Entero is focused on improving its Ebitda margin by ~1% in FY25 from 2.9% in FY24 (Q1 FY25 margin stood at 2.8%). This improvement will be driven by a better product mix (increasing share from medical devices business), procurement efficiencies, and from operating leverage.
The company will continue exploring M&As, having completed 39 acquisitions since its inception in 2018, with five more expected to close by Q3 FY25. The focus is on regional expansion, market consolidation, and adding new product portfolio. Entero applies stringent valuation metrics, targeting a single-digit EV/ Ebitda multiple, with a two–three-year payback period.
The company plans to continue its organic expansion, focusing on the North, East, and western regions of India.
The company expects to turn operating cash flow positive in FY26 and anticipates RoCE to reach mid-double digits in the near term (RoCE was 10.2% in FY24 and 9.2% in Q1 FY25).

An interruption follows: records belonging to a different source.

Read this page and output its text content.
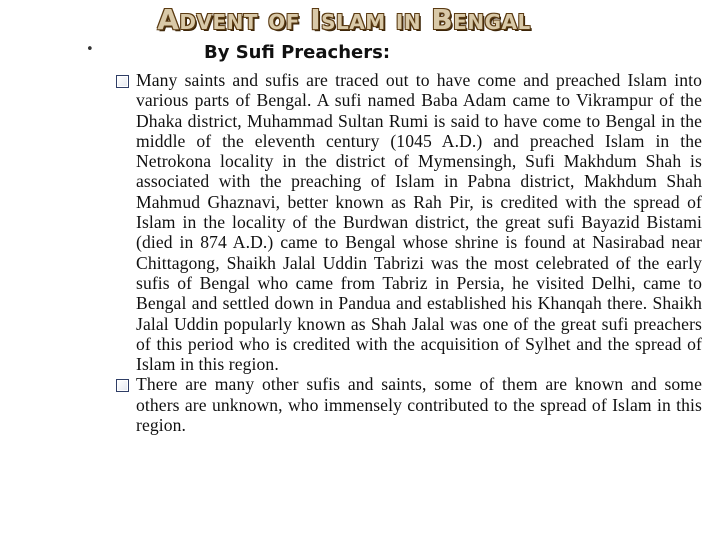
Advent of Islam in Bengal
•	By Sufi Preachers:
Many saints and sufis are traced out to have come and preached Islam into various parts of Bengal. A sufi named Baba Adam came to Vikrampur of the Dhaka district, Muhammad Sultan Rumi is said to have come to Bengal in the middle of the eleventh century (1045 A.D.) and preached Islam in the Netrokona locality in the district of Mymensingh, Sufi Makhdum Shah is associated with the preaching of Islam in Pabna district, Makhdum Shah Mahmud Ghaznavi, better known as Rah Pir, is credited with the spread of Islam in the locality of the Burdwan district, the great sufi Bayazid Bistami (died in 874 A.D.) came to Bengal whose shrine is found at Nasirabad near Chittagong, Shaikh Jalal Uddin Tabrizi was the most celebrated of the early sufis of Bengal who came from Tabriz in Persia, he visited Delhi, came to Bengal and settled down in Pandua and established his Khanqah there. Shaikh Jalal Uddin popularly known as Shah Jalal was one of the great sufi preachers of this period who is credited with the acquisition of Sylhet and the spread of Islam in this region.
There are many other sufis and saints, some of them are known and some others are unknown, who immensely contributed to the spread of Islam in this region.
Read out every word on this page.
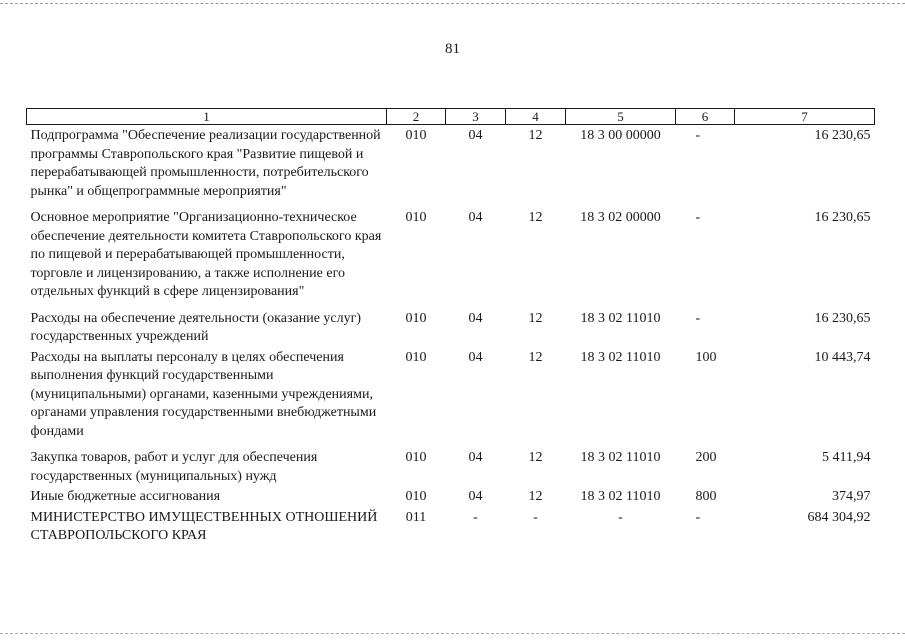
81
1	2	3	4	5	6	7
Подпрограмма "Обеспечение реализации государственной программы Ставропольского края "Развитие пищевой и перерабатывающей промышленности, потребительского рынка" и общепрограммные мероприятия"	010	04	12	18 3 00 00000	-	16 230,65
Основное мероприятие "Организационно-техническое обеспечение деятельности комитета Ставропольского края по пищевой и перерабатывающей промышленности, торговле и лицензированию, а также исполнение его отдельных функций в сфере лицензирования"	010	04	12	18 3 02 00000	-	16 230,65
Расходы на обеспечение деятельности (оказание услуг) государственных учреждений	010	04	12	18 3 02 11010	-	16 230,65
Расходы на выплаты персоналу в целях обеспечения выполнения функций государственными (муниципальными) органами, казенными учреждениями, органами управления государственными внебюджетными фондами	010	04	12	18 3 02 11010	100	10 443,74
Закупка товаров, работ и услуг для обеспечения государственных (муниципальных) нужд	010	04	12	18 3 02 11010	200	5 411,94
Иные бюджетные ассигнования	010	04	12	18 3 02 11010	800	374,97
МИНИСТЕРСТВО ИМУЩЕСТВЕННЫХ ОТНОШЕНИЙ СТАВРОПОЛЬСКОГО КРАЯ	011	-	-	-	-	684 304,92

Entero has reduced its working capital cycle to 67 days in FY24 (though it increased to 71 days in Q1 FY25 due to acquisitions), down from 71 days in FY21.
The company aims to stabilize working capital at around 60 days in the mid-to-long term. Entero expects IPM growth of 9-10% to sustain. The key risks for Entero are the execution of M&As and its organic expansion strategy.
We do not have coverage on Entero. Based on Bloomberg consensus, Entero is trading at 27x/16x/12x EV/E and 45x/24x/18x PE for FY24/25/26/27.